忠犬よろしく、井上さんの言いつけを堅実に守って、邪魔をしないように静かに待っていた。


手際よくパパッと作り終えてしまった彼女を見る限り、きっと井上さんは普段からきちんと自炊をしているのだろうとよく分かる。コンビニに頼りっぱなしの俺とは大違いだ。





――
―――


「ごちそうさまでした」


俺の体にスーッと馴染むような優しくておいしいご飯だったから夢中で食べたからか、あっという間に食べ終えていた。

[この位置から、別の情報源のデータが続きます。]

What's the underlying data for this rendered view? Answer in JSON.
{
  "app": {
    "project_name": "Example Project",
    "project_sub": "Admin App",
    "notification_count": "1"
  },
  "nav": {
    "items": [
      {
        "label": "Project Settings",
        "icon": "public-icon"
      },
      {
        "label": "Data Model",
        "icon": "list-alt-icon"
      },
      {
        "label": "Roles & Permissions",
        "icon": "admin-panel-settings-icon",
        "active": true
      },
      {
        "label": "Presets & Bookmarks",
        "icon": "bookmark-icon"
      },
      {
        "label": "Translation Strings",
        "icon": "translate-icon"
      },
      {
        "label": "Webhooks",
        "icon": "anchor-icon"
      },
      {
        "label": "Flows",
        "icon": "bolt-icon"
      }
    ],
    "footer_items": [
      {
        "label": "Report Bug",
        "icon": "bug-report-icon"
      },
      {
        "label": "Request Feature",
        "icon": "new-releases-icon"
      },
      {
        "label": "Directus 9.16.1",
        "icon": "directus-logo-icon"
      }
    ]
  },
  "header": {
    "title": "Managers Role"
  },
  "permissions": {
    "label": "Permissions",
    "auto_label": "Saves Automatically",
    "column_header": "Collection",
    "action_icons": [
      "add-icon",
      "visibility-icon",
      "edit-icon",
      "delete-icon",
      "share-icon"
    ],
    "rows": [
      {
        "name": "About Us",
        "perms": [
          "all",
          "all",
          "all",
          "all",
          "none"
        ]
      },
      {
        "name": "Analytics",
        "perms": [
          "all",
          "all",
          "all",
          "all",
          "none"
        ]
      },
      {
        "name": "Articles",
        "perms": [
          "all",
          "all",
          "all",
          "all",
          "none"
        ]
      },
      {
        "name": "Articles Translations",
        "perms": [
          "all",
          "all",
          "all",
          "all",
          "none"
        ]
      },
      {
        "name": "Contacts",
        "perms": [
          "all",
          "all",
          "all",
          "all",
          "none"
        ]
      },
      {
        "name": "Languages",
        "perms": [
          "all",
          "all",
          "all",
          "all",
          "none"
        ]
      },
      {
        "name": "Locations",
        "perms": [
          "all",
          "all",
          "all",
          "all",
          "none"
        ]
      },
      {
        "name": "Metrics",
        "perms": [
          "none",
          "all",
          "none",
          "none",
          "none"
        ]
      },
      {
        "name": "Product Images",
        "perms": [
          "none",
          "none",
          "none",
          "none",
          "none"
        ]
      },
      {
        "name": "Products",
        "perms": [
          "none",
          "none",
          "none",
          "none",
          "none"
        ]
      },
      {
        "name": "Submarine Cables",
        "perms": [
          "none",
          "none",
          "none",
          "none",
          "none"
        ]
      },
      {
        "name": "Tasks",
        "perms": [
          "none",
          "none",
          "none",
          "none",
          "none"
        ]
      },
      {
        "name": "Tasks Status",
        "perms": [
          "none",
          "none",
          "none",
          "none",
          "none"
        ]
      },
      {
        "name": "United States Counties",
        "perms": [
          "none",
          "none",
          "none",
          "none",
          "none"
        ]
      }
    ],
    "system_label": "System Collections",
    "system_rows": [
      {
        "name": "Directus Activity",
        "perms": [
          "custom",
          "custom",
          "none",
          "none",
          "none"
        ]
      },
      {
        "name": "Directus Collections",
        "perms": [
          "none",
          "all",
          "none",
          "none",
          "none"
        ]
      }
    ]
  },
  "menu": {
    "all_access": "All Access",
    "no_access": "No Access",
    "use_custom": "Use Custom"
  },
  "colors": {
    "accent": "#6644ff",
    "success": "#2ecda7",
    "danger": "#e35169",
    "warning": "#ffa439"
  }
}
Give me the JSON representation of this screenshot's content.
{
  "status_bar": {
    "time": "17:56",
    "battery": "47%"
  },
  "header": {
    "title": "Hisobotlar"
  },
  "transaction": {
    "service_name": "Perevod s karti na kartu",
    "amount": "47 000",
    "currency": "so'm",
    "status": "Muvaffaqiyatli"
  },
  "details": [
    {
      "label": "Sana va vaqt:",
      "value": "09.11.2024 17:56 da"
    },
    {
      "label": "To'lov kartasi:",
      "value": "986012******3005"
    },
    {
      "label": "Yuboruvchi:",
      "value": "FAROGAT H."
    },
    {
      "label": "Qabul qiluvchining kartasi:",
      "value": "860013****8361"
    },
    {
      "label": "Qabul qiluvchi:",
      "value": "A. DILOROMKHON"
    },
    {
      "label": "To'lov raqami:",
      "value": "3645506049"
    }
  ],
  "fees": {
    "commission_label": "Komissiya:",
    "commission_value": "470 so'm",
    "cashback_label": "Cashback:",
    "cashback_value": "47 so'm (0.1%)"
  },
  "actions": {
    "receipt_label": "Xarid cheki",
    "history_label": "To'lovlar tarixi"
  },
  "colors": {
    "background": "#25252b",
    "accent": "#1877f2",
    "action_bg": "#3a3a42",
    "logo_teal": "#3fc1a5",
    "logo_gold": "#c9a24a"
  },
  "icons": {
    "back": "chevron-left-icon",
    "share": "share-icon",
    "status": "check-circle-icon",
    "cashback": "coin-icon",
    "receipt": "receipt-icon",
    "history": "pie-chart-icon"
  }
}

そして、普段事務仕事をしている時と同じように何気ない会話をしていたから、初めての2人きりの食事も変に緊張し過ぎずに済んだ。


「私も、ごちそうさま。口に合ったみたいで良かった。お茶淹れてくるから待っててね」


俺に続けてごちそうさまをした彼女は、空っぽになった器を見て嬉しそうに笑っていた。その表情を見て、俺も嬉しくなって、つられる様に笑顔になった。


井上さんはぱっと立ち上がると、さっさと食器を手に持ってまたキッチンの方へと姿を消してしまった。


もっとプライベートな井上さんを見られるかと思ったけど、仕事の時と同じで一時もじっとしていない。常に動き回っていて、全然ゆっくり話も出来ない。


俺がここに居ることだけでも奇跡的だから、それで我慢しなくちゃいけないんだろうけど、何だか物足りない。


もう一度彼女の気持ちを確かめて、そしてだたの同僚じゃできないことも……ダメだ、1つ前に進んだと思ったら、もっともっとと求めてしまう。


欲深い自分が情けなくなった。あんまり焦ってしまうと、井上さんに捨てられてしまうかもしれない。それだけは全力で阻止しなければいけない。